Your Second Self: The Online Artist

Originally published as Your Second Self: The Online Artist at Cut Common.

The term ‘Second Self’ refers to your online identity, to your virtual life lived in parallel to the real world. Cultivating a second self to communicate and promote your work is an inexpensive and dynamic way to build audiences and support. Creating an online portfolio will give you ownership over your artistic identity and allow you to shape the story you want potential supporters or collaborators to see and hear about your work. Most importantly, your second self allows you to maintain a clear distinction between your personal and professional online content.

The challenge in creating your second self is to cultivate a voice that feels authentic and will resonate with supporters. In order to achieve this, it’s important to take time to evaluate your goals. Consider what you hope to accomplish, who you are trying to reach, and what you want to convey to your audience about your music. A clear and unique artist statement will guide the look and content of all your online material.
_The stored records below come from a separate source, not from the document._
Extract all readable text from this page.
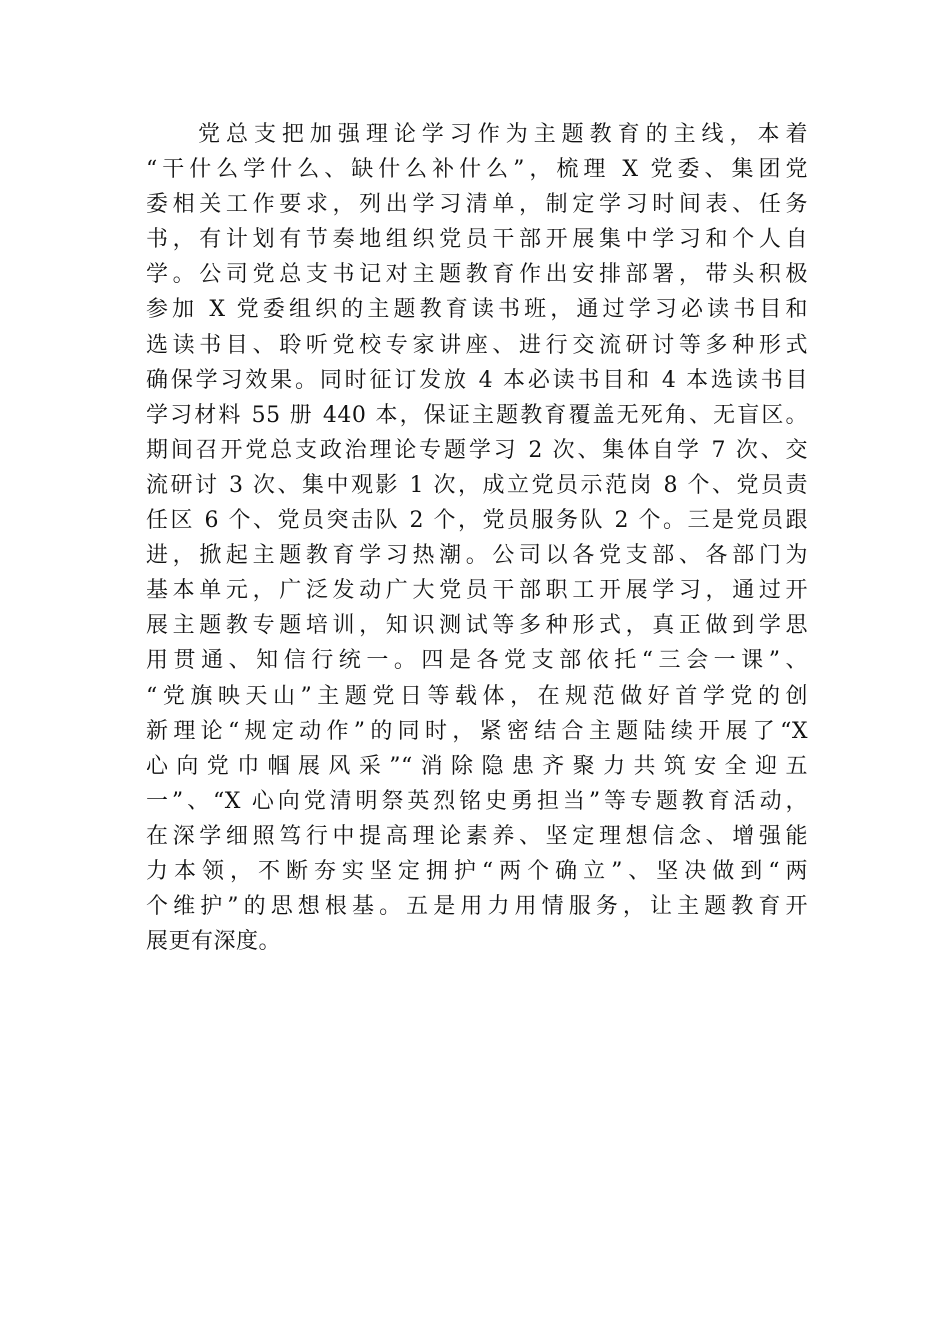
党总支把加强理论学习作为主题教育的主线，本着
“干什么学什么、缺什么补什么”，梳理 X 党委、集团党
委相关工作要求，列出学习清单，制定学习时间表、任务
书，有计划有节奏地组织党员干部开展集中学习和个人自
学。公司党总支书记对主题教育作出安排部署，带头积极
参加 X 党委组织的主题教育读书班，通过学习必读书目和
选读书目、聆听党校专家讲座、进行交流研讨等多种形式
确保学习效果。同时征订发放 4 本必读书目和 4 本选读书目
学习材料 55 册 440 本，保证主题教育覆盖无死角、无盲区。
期间召开党总支政治理论专题学习 2 次、集体自学 7 次、交
流研讨 3 次、集中观影 1 次，成立党员示范岗 8 个、党员责
任区 6 个、党员突击队 2 个，党员服务队 2 个。三是党员跟
进，掀起主题教育学习热潮。公司以各党支部、各部门为
基本单元，广泛发动广大党员干部职工开展学习，通过开
展主题教专题培训，知识测试等多种形式，真正做到学思
用贯通、知信行统一。四是各党支部依托“三会一课”、
“党旗映天山”主题党日等载体，在规范做好首学党的创
新理论“规定动作”的同时，紧密结合主题陆续开展了“X
心向党巾帼展风采”“消除隐患齐聚力共筑安全迎五
一”、“X 心向党清明祭英烈铭史勇担当”等专题教育活动，
在深学细照笃行中提高理论素养、坚定理想信念、增强能
力本领，不断夯实坚定拥护“两个确立”、坚决做到“两
个维护”的思想根基。五是用力用情服务，让主题教育开
展更有深度。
Sunshine Coast-based cellist Louise King has a distinctive mission statement which gives a strong indication of what to expect from her website, social media and performances:

I simply love music, what music can do for people and for a community. In my work I celebrate how music connects, inspires and uplifts the spirit. If you are a music lover, enjoy attending exciting artistic performances, appreciate bold vision, compelling education projects, and you can see these types of events being part of your local community, please join me in celebrating the beauty of music through education and performance.

Remember, the goal is to share your music and present a dynamic picture of your identity as an artist. Creating and maintaining a compelling online presence will increase your chances of connecting with audiences near and far. As an active musician, it’s inevitable that information about you and your music will wind up online in YouTube videos, a bio on a concert website or tagged photos on a colleague’s Facebook page. Connecting with your audience and growing your network in this way is valuable, but you will often have little to no control over the way this content is framed and presented. Creating and managing your own online portfolio puts the story back in your hands.

Getting Started

Creating a webpage has never been easier with a range of templates from sites such as WordPress and Squarespace.  Keep your navigation simple with just a few tabs including: About, Listen, Gallery, Contact, Social Media Links, and an up-to-date Performance Schedule. Effective blogging requires a substantial investment of time and energy, and should not be included on your website unless you have a specific area of interest which can generate regular content.

Pianist Alex Ranieri’s site is no frills but well written, easy to navigate and current. Creating a website using a template from WordPress or Squarespace should only take a few hours, and is an excellent investment of your time and energy. Why not make it a date night with a colleague and spend an evening working together to create your sites?

Social media provides a range of options to share dynamic content that can direct your audience to your website, which contains the most comprehensive information about your work. An active and engaging social media presence can build your community, develop your audience and promote your performances, but maintaining a multi‐layered online presence can be time consuming. It is important to settle on a realistic and sustainable model for this area of your work from the outset.

Invest in great visuals. Word Swag, Instaquote and A Beautiful Mess are three great apps that can easily turn your smartphone images into stunning visuals that integrate seamlessly to your social media pages.

Have at least three sound excerpts, apps such as GarageBand (iOS) or HiQ MP3 Voice Recorder(Android) are easy and inexpensive. You can also create useable audio files on your smartphone,  this short CNET video shows how to record better sound on your handset. Even a 30 second clip is useful if it highlights your repertoire interests, musicality, technique or ensemble playing.

Internetiquette 101

Effective social media is about respectful interaction with others so take the time to thank others if they post generous comments or a favourable review. Keep it classy, as online spats or inappropriate comments are career-limiting choices.

Go. Make something happen.

Your online presence is an opportunity to share your professional life, the value of your work and your unique place in the world. In the words of DIY marketing guru Seth Godin: “Go. Make something happen”.